1945’te Polonya ve Doğu Almanya’nın geleceği için “yalta konferansında” bir araya gelen Rusya, İngiltere ve Amerika geliyor akıllara. Zirve devletlerin bir araya gelmesi ile 2. Dünya savaşı sonrası bahsi geçen yerlerin durumu görüşülmüştü.”Soçi zirvesi” Rusya’nın bölgede yeni bir” yalta” oluşturma gayretinden başka bir şey değildir.
Her üç devlet de bir şeyler kazandı. Putin, Arap dünyasına tutunduğu Suriye'de Rus nüfuzunu korumayı başardı. Ruhani, Doğu Akdeniz'de İran için daha güçlü bir etki alanı yarattı ve Esad'ın devrilmesine engel oldu.
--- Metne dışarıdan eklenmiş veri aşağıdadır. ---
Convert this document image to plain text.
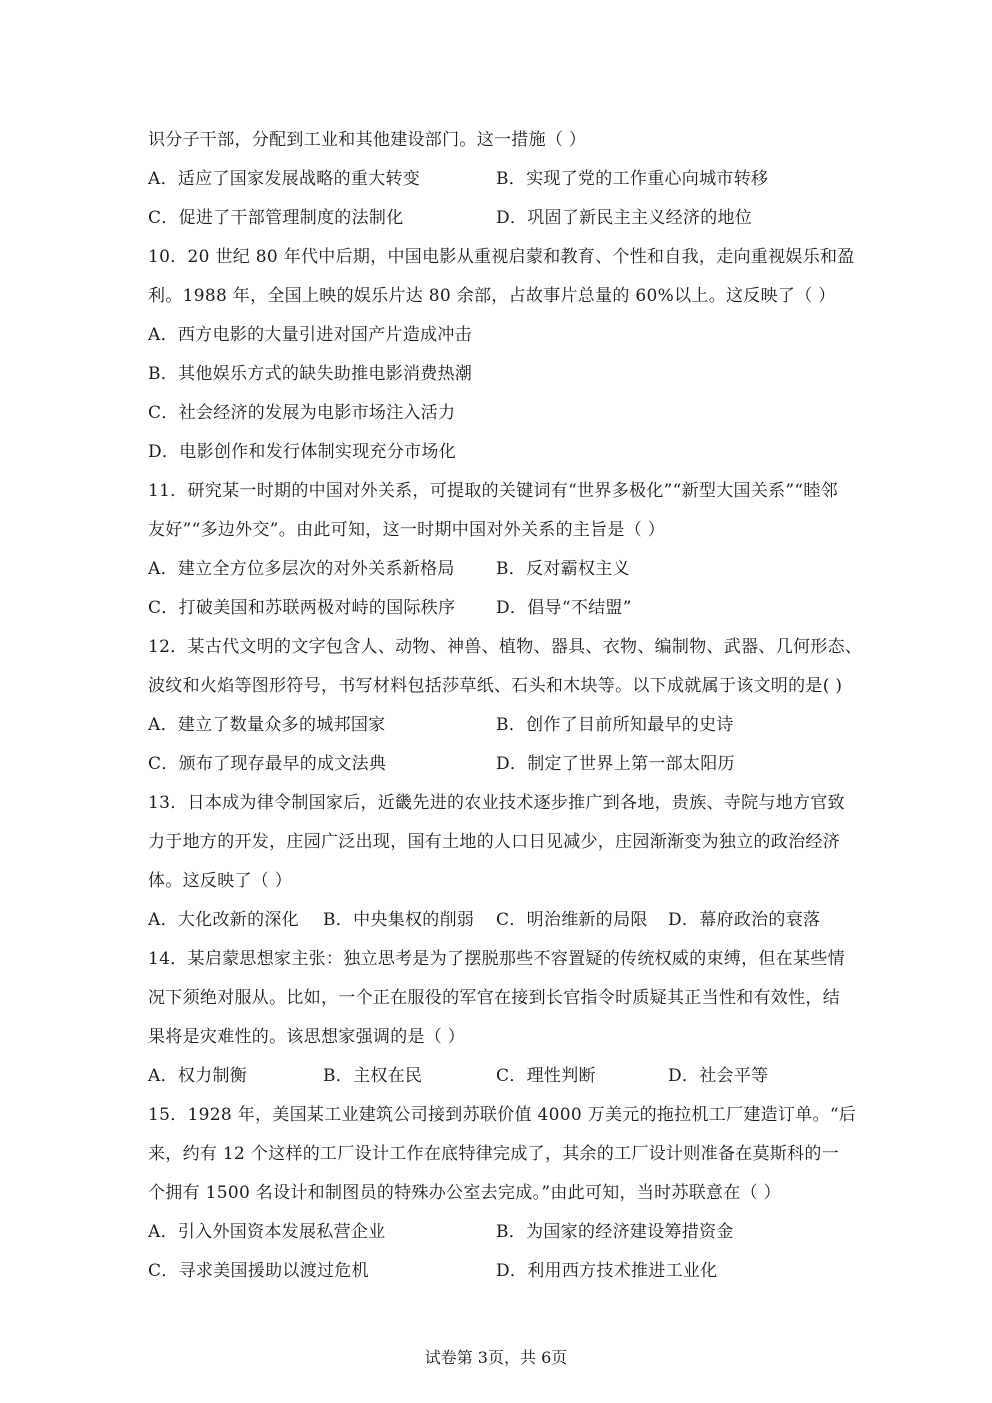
识分子干部，分配到工业和其他建设部门。这一措施（ ）
A．适应了国家发展战略的重大转变	B．实现了党的工作重心向城市转移
C．促进了干部管理制度的法制化	D．巩固了新民主主义经济的地位
10．20 世纪 80 年代中后期，中国电影从重视启蒙和教育、个性和自我，走向重视娱乐和盈
利。1988 年，全国上映的娱乐片达 80 余部，占故事片总量的 60%以上。这反映了（ ）
A．西方电影的大量引进对国产片造成冲击
B．其他娱乐方式的缺失助推电影消费热潮
C．社会经济的发展为电影市场注入活力
D．电影创作和发行体制实现充分市场化
11．研究某一时期的中国对外关系，可提取的关键词有“世界多极化”“新型大国关系”“睦邻
友好”“多边外交”。由此可知，这一时期中国对外关系的主旨是（ ）
A．建立全方位多层次的对外关系新格局 B．反对霸权主义
C．打破美国和苏联两极对峙的国际秩序 D．倡导“不结盟”
12．某古代文明的文字包含人、动物、神兽、植物、器具、衣物、编制物、武器、几何形态、
波纹和火焰等图形符号，书写材料包括莎草纸、石头和木块等。以下成就属于该文明的是( )
A．建立了数量众多的城邦国家	B．创作了目前所知最早的史诗
C．颁布了现存最早的成文法典	D．制定了世界上第一部太阳历
13．日本成为律令制国家后，近畿先进的农业技术逐步推广到各地，贵族、寺院与地方官致
力于地方的开发，庄园广泛出现，国有土地的人口日见减少，庄园渐渐变为独立的政治经济
体。这反映了（ ）
A．大化改新的深化 B．中央集权的削弱 C．明治维新的局限 D．幕府政治的衰落
14．某启蒙思想家主张：独立思考是为了摆脱那些不容置疑的传统权威的束缚，但在某些情
况下须绝对服从。比如，一个正在服役的军官在接到长官指令时质疑其正当性和有效性，结
果将是灾难性的。该思想家强调的是（ ）
A．权力制衡	B．主权在民	C．理性判断	D．社会平等
15．1928 年，美国某工业建筑公司接到苏联价值 4000 万美元的拖拉机工厂建造订单。“后
来，约有 12 个这样的工厂设计工作在底特律完成了，其余的工厂设计则准备在莫斯科的一
个拥有 1500 名设计和制图员的特殊办公室去完成。”由此可知，当时苏联意在（ ）
A．引入外国资本发展私营企业	B．为国家的经济建设筹措资金
C．寻求美国援助以渡过危机	D．利用西方技术推进工业化
试卷第 3页，共 6页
Esad'ın devrilmesi, Tahran'ın bölgedeki müttefiki Hizbullah'la bağını keserdi. Türkiye de Suriye sınırlarının büyük bir kısmında Kürtlerin kontrolü ele geçirmesini engelledi.
Sorun şu ki, amaçları birbirileriyle bağdaşmıyor. İran ve Rusya, Amerika'nın Suriye'de Kürt ve diğer müttefikleriyle kontrolü sağladığı bölgelerden çekilmesini istiyor. Rusya bunun Kürtlerle özerklik anlaşmasına varması anlamına geleceğini düşünüyor.
Türkiye, sınırlarının PKK'nın Suriye kolu tarafından özerk bir yapıyla kontrol edilmesine müsamaha göstermeyecek. Soçi zirvesi sonrası ABD’ den geri adım geldi. Trump; terör gruplarına silah sevkiyatının durdurulduğunu açıkladı. Çok inandırıcı olmamakla birlikte bekleyip görmek gerekiyor.